Thumbing one's nose symbolically and cinematically here is producer Tony Richardson, who went on to direct Finney in "Tom Jones" (a masterpiece, I would say) and director Karel Reisz, a Polish-born Brit who went on to direct a number of other interesting films.
But the biggest nose-thumber of all here is Albert Finney. The ending is deeply ironic because we can see that in short order he'll give up his nose-thumbing ways and settle down with a cute girl who has no higher ambitions, basically, than he does. Will that last? Given Arther's character, it doesn't seem likely.
It's nice to see that Finney is still active in cinema. This debut is stunning and for sure well worth seeing."
Ultimate example of British Free Cinema
myrubybaby | 02/09/2004
(5 out of 5 stars)
"Karel Reisz and Tony Richardson joined forces and created the most representative film about life in England?s industrial north of the 60?s. Albert Finney will always be remembered for his powerful performance as a young factory worker who rebels against his humdrum life and the social establishments.
This characteristic British Free Cinema film is a must for any serious film collection.
Poor DVD packaging though. Noextras whatsoever, unfortunately."

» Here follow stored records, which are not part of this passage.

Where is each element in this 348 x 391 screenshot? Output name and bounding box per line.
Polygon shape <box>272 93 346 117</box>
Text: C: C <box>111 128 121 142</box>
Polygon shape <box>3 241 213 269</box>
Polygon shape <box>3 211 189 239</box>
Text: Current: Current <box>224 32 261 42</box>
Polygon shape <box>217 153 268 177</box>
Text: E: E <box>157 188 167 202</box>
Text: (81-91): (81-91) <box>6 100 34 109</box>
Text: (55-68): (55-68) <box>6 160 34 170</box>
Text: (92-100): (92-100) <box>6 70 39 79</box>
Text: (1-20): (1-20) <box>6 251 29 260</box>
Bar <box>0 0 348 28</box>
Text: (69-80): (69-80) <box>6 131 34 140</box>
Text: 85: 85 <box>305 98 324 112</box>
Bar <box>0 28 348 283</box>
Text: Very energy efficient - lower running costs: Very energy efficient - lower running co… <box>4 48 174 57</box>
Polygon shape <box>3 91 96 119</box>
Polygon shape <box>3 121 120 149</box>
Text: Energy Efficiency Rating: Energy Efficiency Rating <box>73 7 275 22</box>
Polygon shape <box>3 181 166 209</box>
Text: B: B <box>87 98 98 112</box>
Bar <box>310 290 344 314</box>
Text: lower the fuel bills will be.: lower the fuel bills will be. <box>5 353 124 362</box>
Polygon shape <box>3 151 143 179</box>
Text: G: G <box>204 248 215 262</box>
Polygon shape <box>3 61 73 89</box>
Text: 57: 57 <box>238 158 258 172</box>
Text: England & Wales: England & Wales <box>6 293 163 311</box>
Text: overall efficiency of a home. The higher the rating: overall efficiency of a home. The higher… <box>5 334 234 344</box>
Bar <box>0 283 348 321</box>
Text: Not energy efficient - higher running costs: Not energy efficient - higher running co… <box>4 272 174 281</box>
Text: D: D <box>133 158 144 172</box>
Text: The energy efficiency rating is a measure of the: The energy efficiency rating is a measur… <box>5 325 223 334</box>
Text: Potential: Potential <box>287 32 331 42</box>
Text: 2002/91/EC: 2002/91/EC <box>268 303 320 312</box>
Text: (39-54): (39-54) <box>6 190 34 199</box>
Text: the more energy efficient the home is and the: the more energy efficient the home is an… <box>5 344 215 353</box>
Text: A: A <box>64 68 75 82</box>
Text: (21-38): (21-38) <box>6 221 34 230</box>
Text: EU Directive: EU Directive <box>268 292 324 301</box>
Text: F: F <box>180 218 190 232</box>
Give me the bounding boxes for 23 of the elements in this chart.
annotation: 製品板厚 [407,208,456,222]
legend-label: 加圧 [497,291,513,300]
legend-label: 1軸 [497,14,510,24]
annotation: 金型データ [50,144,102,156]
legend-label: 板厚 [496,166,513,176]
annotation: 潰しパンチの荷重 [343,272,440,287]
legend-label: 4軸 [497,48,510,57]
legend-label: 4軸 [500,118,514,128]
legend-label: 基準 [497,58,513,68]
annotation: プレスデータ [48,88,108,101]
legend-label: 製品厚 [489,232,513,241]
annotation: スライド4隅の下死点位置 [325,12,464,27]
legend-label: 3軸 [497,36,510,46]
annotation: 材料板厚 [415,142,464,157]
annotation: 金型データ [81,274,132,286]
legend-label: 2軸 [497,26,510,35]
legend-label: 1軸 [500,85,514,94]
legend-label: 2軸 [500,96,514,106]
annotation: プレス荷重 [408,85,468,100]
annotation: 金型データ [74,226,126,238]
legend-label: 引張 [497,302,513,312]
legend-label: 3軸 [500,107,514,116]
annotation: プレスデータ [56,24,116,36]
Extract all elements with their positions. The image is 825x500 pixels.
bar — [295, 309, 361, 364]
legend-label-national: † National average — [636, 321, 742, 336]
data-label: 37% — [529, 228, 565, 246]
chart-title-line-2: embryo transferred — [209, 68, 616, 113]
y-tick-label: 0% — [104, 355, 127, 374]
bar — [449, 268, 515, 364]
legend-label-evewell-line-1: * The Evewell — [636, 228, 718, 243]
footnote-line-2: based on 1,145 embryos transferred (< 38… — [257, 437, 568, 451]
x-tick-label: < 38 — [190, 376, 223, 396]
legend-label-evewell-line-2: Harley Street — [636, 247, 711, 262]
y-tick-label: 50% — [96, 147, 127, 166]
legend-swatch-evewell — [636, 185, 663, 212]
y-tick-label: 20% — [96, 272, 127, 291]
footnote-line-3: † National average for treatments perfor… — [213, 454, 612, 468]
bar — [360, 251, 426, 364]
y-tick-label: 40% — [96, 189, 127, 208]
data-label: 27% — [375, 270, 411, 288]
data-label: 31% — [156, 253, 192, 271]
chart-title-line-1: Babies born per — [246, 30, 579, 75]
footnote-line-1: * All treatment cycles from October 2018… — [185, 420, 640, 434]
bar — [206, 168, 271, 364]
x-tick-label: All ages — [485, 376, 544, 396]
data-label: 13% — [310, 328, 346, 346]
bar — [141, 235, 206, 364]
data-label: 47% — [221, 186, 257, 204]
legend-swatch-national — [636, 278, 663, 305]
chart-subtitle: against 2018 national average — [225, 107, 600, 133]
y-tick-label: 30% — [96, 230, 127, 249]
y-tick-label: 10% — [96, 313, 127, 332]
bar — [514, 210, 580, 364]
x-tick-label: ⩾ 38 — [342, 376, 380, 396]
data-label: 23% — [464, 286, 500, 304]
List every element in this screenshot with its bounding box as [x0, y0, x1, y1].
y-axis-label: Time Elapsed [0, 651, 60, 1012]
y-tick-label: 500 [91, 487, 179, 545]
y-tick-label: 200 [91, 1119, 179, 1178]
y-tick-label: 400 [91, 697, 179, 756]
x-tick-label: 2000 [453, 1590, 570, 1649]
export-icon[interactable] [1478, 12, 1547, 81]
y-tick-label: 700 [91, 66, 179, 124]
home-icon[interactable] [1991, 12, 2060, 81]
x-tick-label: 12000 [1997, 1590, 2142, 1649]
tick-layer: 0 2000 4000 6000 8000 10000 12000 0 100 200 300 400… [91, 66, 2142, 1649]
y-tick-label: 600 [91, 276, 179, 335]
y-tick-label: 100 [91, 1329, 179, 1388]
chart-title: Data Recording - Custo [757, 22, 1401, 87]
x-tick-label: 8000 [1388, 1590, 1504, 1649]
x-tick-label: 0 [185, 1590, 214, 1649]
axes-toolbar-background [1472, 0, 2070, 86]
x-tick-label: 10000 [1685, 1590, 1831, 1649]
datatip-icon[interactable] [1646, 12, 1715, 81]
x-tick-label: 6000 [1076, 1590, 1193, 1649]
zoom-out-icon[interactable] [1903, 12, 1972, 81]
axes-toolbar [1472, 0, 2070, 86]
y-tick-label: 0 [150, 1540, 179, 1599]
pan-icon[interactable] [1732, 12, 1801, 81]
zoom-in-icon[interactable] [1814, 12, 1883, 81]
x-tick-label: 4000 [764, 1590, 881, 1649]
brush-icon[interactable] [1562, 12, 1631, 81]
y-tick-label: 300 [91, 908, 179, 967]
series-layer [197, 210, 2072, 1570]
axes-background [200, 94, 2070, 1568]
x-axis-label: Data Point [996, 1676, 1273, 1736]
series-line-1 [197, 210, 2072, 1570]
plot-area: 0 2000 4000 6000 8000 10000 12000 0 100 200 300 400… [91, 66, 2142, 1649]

Finney Explodes On the Screen With a Vengeance
David Baldwin | Philadelphia,PA USA | 06/10/2007
(5 out of 5 stars)
""Saturday Night and Sunday Morning" is one of the finest examples of cinema that emerged in Britain from the late Fifties and early Sixties. For sure there is a lot of despair on display here but there is also a glimmer of hope for happiness. Arthur Seaton (Albert Finney), stuck in a meaningless job with little hope for advancement beyond his class, doesn't so much lash out but engages in wreckless and self-destructive behavior. He drinks to excess, he carries on affair with a meek co-worker's wife (Rachel Roberts), he torments a busy-body neighbor with an air gun, he teases the ladies at his plant with a dead rat. Arthur isn't so much angry just stifled. The best chance for redemption is the love of a working-class girl, Doreen (Shirley-Anne Field). Arthur just basically has to do some growing up and brush off the inequities of class-conscious Britain. Finney absolutely mesmerizes in his starring debut. For sure, Arthur engages in some outrageous behavior, but Finney never overplays it. Director Karel Reisz perfectly captures the grimy working class milieu. Essential viewing. On a final note, when are they going to properly re-issue Lindsay Anderson's "This Sporting Life" with Richard Harris and Rachel Roberts, another fine example of British film from the early Sixties."